L’attentisme, le manque d’initiative

Il est vrai que la norme consacre souvent un consen­sus social bien établi. Mais selon ce critère, que serait-il advenu de la dépé­na­li­sa­tion de l’avortement, de l’abolition de la peine de mort ? La prudence est louable si elle ne confine pas au calcul stra­té­gique. Le risque serait de mener une poli­tique dictée par les sondages.

Le dialogue entre les manda­taires et les élec­teurs : la double inconsistance

Situa­tion para­doxale. Que de fois les poli­tiques ne se voient-ils pas repro­cher leur langue de bois, leurs fausses promesses, leur dupli­cité. On pour­rait en conclure que le peuple veut la vérité ? Pas du tout.

Les Cassandre n’ont pas la cote d’amour et un beau mensonge est plus excu­sable qu’une vérité désagréable.

Ainsi s’installe une espèce de masca­rade entre les citoyens et les poli­tiques, un « Je suis sincère, moi non plus », jeu patho­lo­gique de la double incons­tance par consen­te­ment mutuel.
Personne n’est dupe. L’électeur sait que le poli­tique ment, ou tout au moins, cache une partie de la vérité. Le poli­tique sait tout aussi bien que l’électeur ne croit pas un mot de ce qu’il raconte ; mais il sait encore mieux que s’il tenait un discours plus franc, il serait balayé aux élec­tions. Pour cette raison, les poli­tiques sont tout heureux de présen­ter les mesures de restric­tion comme recom­man­dées par des experts et des socié­tés d’audit ou encore comme dictées par le Fonds Moné­taire International.

Alors qui est respon­sable de cette situa­tion, les citoyens ou les poli­tiques ? Ni les uns ni les autres et tous à la fois. (…)

La croyance que les clivages socio-poli­tiques ­tradi­tion­nels ont disparu

Dans La Soft Idéo­lo­gie, Fran­çois-Bernard Huyghe et Pierre Barbès écrivent : « Droite et gauche ne se divisent, et encore, que sur les moyens de réali­ser les mêmes valeurs. Les temps sont durs, les idées sont molles. Brico­lée avec les restes intel­lec­tuels des décen­nies précé­dentes, la soft idéo­lo­gie mêle gestion conser­va­trice et rêves soixante-huitards, idées confuses et mora­lisme vague. Elle assure un consen­sus apathique sur l’essentiel1. »

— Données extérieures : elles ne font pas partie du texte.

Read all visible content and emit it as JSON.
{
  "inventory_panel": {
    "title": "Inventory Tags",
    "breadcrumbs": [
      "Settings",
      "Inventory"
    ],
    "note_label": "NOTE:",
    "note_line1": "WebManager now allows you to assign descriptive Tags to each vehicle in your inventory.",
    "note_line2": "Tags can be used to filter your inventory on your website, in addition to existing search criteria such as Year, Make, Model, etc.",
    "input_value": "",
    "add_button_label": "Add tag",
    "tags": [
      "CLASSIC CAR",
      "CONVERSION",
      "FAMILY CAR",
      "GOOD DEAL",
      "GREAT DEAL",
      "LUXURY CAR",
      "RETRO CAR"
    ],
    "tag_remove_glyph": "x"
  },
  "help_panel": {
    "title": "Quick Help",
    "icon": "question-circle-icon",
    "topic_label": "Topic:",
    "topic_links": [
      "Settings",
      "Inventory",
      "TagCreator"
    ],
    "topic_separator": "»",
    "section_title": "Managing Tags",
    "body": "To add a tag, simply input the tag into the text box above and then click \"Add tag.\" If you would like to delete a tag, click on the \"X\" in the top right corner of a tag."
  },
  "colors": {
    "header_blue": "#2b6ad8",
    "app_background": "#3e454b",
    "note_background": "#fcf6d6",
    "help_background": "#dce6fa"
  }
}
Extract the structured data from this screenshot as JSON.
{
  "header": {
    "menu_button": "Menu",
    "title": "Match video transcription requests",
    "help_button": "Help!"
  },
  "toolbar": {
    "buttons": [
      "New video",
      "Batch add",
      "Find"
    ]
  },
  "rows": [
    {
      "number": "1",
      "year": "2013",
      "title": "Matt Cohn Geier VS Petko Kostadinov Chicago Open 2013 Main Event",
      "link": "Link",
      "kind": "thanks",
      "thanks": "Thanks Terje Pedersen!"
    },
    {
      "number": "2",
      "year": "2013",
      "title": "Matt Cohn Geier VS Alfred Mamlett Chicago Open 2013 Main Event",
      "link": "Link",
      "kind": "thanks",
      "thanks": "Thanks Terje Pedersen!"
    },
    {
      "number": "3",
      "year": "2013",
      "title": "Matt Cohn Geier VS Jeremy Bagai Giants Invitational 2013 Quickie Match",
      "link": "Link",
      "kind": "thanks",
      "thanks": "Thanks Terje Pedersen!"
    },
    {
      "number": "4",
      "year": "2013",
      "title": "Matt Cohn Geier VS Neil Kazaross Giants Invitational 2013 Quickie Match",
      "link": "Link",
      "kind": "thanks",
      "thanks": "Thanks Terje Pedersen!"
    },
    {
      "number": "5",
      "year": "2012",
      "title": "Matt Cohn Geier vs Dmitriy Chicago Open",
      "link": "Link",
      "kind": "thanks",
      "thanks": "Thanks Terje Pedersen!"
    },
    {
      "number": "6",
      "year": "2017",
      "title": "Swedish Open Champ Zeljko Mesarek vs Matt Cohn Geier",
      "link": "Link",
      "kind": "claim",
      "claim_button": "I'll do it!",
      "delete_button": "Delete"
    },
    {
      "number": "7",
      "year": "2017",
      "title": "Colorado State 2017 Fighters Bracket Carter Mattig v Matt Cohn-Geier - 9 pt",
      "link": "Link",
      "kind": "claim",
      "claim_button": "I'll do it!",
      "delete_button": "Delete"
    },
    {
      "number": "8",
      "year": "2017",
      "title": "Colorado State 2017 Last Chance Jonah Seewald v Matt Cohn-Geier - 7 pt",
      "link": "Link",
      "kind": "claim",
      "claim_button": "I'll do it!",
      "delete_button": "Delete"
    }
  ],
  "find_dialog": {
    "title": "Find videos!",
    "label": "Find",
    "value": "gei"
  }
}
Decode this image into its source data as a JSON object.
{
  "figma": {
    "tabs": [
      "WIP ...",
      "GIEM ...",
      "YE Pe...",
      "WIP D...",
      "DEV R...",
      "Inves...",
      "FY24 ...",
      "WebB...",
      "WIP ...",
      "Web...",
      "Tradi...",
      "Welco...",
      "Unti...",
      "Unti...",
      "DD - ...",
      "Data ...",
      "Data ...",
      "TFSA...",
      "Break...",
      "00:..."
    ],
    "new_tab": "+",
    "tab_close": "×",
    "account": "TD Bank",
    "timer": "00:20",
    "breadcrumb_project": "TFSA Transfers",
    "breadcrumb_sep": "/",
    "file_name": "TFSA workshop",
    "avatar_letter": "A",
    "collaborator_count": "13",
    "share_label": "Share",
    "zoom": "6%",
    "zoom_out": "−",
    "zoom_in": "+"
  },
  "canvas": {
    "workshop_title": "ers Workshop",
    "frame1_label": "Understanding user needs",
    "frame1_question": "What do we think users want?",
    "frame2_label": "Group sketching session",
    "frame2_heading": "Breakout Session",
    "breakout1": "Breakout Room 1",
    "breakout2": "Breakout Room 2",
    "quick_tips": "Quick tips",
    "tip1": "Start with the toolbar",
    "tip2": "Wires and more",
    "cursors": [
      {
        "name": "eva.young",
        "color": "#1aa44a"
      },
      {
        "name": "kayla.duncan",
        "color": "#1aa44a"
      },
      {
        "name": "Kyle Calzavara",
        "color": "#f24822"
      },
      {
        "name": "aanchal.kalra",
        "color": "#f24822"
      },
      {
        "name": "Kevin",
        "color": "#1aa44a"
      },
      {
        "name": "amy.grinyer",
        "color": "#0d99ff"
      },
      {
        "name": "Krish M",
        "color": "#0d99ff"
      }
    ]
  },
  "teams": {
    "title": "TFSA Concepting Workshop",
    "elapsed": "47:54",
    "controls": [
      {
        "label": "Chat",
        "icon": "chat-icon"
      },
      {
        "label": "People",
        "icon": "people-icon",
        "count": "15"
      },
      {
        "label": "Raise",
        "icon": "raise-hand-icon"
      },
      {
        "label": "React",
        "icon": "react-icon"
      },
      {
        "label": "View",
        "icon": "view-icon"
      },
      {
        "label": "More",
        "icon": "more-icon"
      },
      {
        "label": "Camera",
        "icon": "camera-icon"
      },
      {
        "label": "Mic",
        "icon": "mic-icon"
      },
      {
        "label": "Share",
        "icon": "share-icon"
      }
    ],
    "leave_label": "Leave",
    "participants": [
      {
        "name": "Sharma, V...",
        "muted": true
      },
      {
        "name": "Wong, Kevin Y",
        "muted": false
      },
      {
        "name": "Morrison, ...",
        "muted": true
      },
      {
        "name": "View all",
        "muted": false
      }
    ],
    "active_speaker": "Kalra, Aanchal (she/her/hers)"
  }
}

Mais n’y a‑t-il pas confu­sion entre l’estompage des carac­té­ris­tiques essen­tielles qui diffé­ren­ciaient les partis et l’état réel d’une société de plus en plus duale ? L’absence de typo­lo­gies poli­tiques bien distinctes donne à croire qu’il n’y a plus d’oppositions sociales et que, les résul­tats supplan­tant les prin­cipes, les idéo­lo­gies ont défi­ni­ti­ve­ment laissé la place au prag­ma­tisme. D’ailleurs les anta­go­nismes sociaux, pour­tant bien réels, trouvent-ils encore leur lice dans le champ politique ?

Si, dans les diffé­rents pays qui nous entourent, quels que soient les partis au gouver­ne­ment, on retrouve quasi­ment les mêmes types de gestion, ne faut-il pas voir là le signe de la faible marge de manœuvre lais­sée aux politiques ?

Parce qu’elle est le système le plus équi­table, nous la perce­vons comme une tendance natu­relle et éter­nelle. Or, la démo­cra­tie est jeune, fragile.

Et cette inter­ro­ga­tion en appelle immé­dia­te­ment une autre : si ce ne sont pas les poli­tiques, qui détient le pouvoir ?
Le drame de la démo­cra­tie, c’est de plaire à l’esprit. Parce qu’elle est le système le plus équi­table, nous la perce­vons comme une tendance natu­relle et éter­nelle. Or, la démo­cra­tie est jeune, fragile. Nous nous offen­sons, avec raison, quand, quelque part, elle est bafouée. Cela nous appa­raît comme une incon­gruité. Pour­tant, elle est si rare que nous devrions l’admirer là où elle existe, la soute­nir et l’amplifier. La démo­cra­tie n’est pas un état natu­rel mais une lutte, un combat perma­nent contre les égoïsmes des uns, la lassi­tude et le renon­ce­ment des autres.


  1. Fran­çois-Bernard HUYGHE et Pierre BARBES, La Soft idéo­lo­gie, Laffont, 1987
Décembre 1993 - N°7

Publié dans Salut & Fraternité n° 7, La démocratie. À réinventer, 31 décembre 1993, p.3.

Pierre Pétry
Président (1995-1997)

Il faut donner des clés aux citoyens

L’article dont il est question ici date de 1993 : il a presque un quart de siècle. Ce qui est frappant, c’est la terrible actualité de l’analyse sur notre système démocratique. Peut-être la situation est-elle même plus grave aujourd’hui ?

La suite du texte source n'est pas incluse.